Born in Chile to Methodist missionaries, Albright said that he didn't play much with the other kids because he couldn't see well enough to hit a ball. Furthermore, he was a foreigner and a Methodist in a Catholic country. His refuge was his father's library, where he read extensively from an early age. His subjects of choice were history and theology, especially R. W. Rogers's History of Babylonia and Assyria. He came to Hopkins as a student in 1913 to work under Paul Haupt, one of the major "Orientalists" of that time, as scholars of the Near East were known. He earned his PhD and set to work in a career that would eventually encompass Semitic philology, archaeology, and ancient languages. After a decade of work in Jerusalem, Albright returned to Hopkins in 1929 and taught there for nearly 30 years. According to legend, as a teacher he would walk into the room, ask what was the class, then begin to teach accordingly. That may well be apocryphal, but it's a good story.

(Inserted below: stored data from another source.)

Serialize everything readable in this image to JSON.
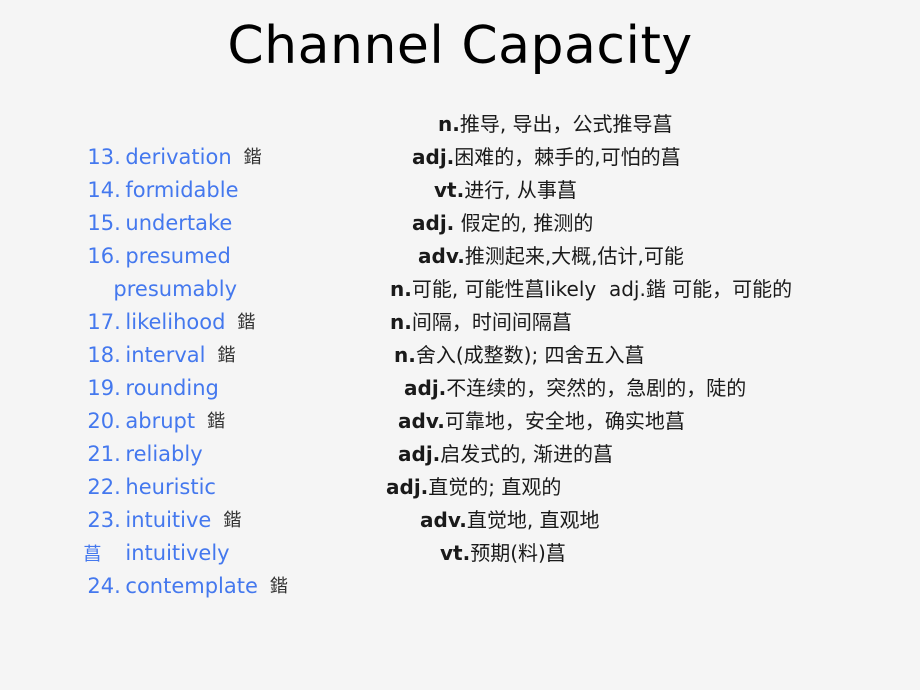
{
  "slide": {
    "title": "Channel Capacity",
    "background_color": "#f5f5f5",
    "title_color": "#000000",
    "term_color": "#4478ee",
    "definition_color": "#1a1a1a"
  },
  "rows": [
    {
      "num": "13.",
      "word": "derivation",
      "mark": "鍇",
      "mark_color": "#333333",
      "definition": "n.推导, 导出，公式推导菖",
      "pos": "n."
    },
    {
      "num": "14.",
      "word": "formidable",
      "mark": "",
      "mark_color": "#333333",
      "definition": "adj.困难的，棘手的,可怕的菖",
      "pos": "adj."
    },
    {
      "num": "15.",
      "word": "undertake",
      "mark": "",
      "mark_color": "#333333",
      "definition": "vt.进行, 从事菖",
      "pos": "vt."
    },
    {
      "num": "16.",
      "word": "presumed",
      "mark": "",
      "mark_color": "#333333",
      "definition": "adj. 假定的, 推测的",
      "pos": "adj."
    },
    {
      "num": "",
      "word": "presumably",
      "mark": "",
      "mark_color": "#333333",
      "definition": "adv.推测起来,大概,估计,可能",
      "pos": "adv."
    },
    {
      "num": "17.",
      "word": "likelihood",
      "mark": "鍇",
      "mark_color": "#333333",
      "definition": "n.可能, 可能性菖likely  adj.鍇 可能，可能的",
      "pos": "n."
    },
    {
      "num": "18.",
      "word": "interval",
      "mark": "鍇",
      "mark_color": "#333333",
      "definition": "n.间隔，时间间隔菖",
      "pos": "n."
    },
    {
      "num": "19.",
      "word": "rounding",
      "mark": "",
      "mark_color": "#333333",
      "definition": "n.舍入(成整数); 四舍五入菖",
      "pos": "n."
    },
    {
      "num": "20.",
      "word": "abrupt",
      "mark": "鍇",
      "mark_color": "#333333",
      "definition": "adj.不连续的，突然的，急剧的，陡的",
      "pos": "adj."
    },
    {
      "num": "21.",
      "word": "reliably",
      "mark": "",
      "mark_color": "#333333",
      "definition": "adv.可靠地，安全地，确实地菖",
      "pos": "adv."
    },
    {
      "num": "22.",
      "word": "heuristic",
      "mark": "",
      "mark_color": "#333333",
      "definition": "adj.启发式的, 渐进的菖",
      "pos": "adj."
    },
    {
      "num": "23.",
      "word": "intuitive",
      "mark": "鍇",
      "mark_color": "#333333",
      "definition": "adj.直觉的; 直观的",
      "pos": "adj."
    },
    {
      "num": "菖",
      "word": "intuitively",
      "mark": "",
      "mark_color": "#4478ee",
      "definition": "adv.直觉地, 直观地",
      "pos": "adv."
    },
    {
      "num": "24.",
      "word": "contemplate",
      "mark": "鍇",
      "mark_color": "#333333",
      "definition": "vt.预期(料)菖",
      "pos": "vt."
    }
  ]
}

What is not apocryphal is Albright's radical reorientation of biblical studies. Prior to him, a scholar didn't critically appraise the Bible--it was simply Gospel. Albright never renounced the Christian interpretation of the text, but he did maintain that it could and ought to be studied in its historical context as a historical document. In 1940, he published his seminal work, From the Stone Age to Christianity: Monotheism and the Historical Process, firmly placing the Bible in its historical and geographic nexus.

In 1947, two boys were tending sheep near Qumran, by the Dead Sea. One of them, Muhammed ed-Dib, did what bored boys do the world over. He picked up a rock and threw it, at an opening in the cliff face. He heard something shatter. Later, the boys worked up the nerve to investigate what he'd broken, and found a trove of elongated jars. Inside the jars were scrolls.

A year later, Albright received an envelope postmarked Jerusalem. Inside was a pair of small photographs. He took up a magnifier and studied the images, which were of fragments of the scrolls found by the boys. He recognized a passage from the book of Isaiah, rendered in an archaic Hebrew script, and grew excited. In a letter to John C. Trever, who had sent the photos from the American School of Oriental Research, he said, "...I should prefer a date around 100 BC."

For an archaeologist in the 1940s, that date was a thunderbolt. Were Albright correct, that would make the scrolls and other materials recovered from the Qumran cave and other sites in the area a millennium older than any known biblical manuscript. As with the Mari letters, an impressive assemblage of other prominent scholars disagreed with Albright, and their arguments were persuasive. But a dozen years later, after careful examination of coins, pottery, and other artifacts from the site, after more finds that included documents with dates written on them, and after carbon-14 dating of linen recovered at one site, the verdict came down: Albright was right.

He had made the news earlier in 1948 for deciphering a set of mortuary slabs from the Sinai desert, inscribed sandstone discovered near ancient turquoise mines. He had examined 28 distinctive characters and, with characteristic boldness, declared them to be letters of an alphabet, all consonants. Furthermore, he said, several of them still existed, all but unchanged in form, in modern languages.

Were he alive now, Albright surely would be delighted by events last year in the Hopkins Department of Near Eastern Studies. In 1998, an Egyptologist from Yale named John Darnell (MA '86) discovered writing on a rock in a remote part of southern Egypt. When Darnell returned to the States, he brought photographs of the rock to Frederick Dobbs Allsopp, another alumnus (PhD '92) also now at Yale. Dobbs-Allsopp thought he was looking at an example of alphabetic writing much older than anything previously discovered. So he contacted Hopkins professor Kyle McCarter, an expert on ancient alphabets. Last November, McCarter concluded that the inscription pushes back the origins of the alphabet by at least two centuries, to the 1900s BCE.

McCarter's position at Hopkins? He holds the William Foxwell Albright Chair in Near Eastern Studies.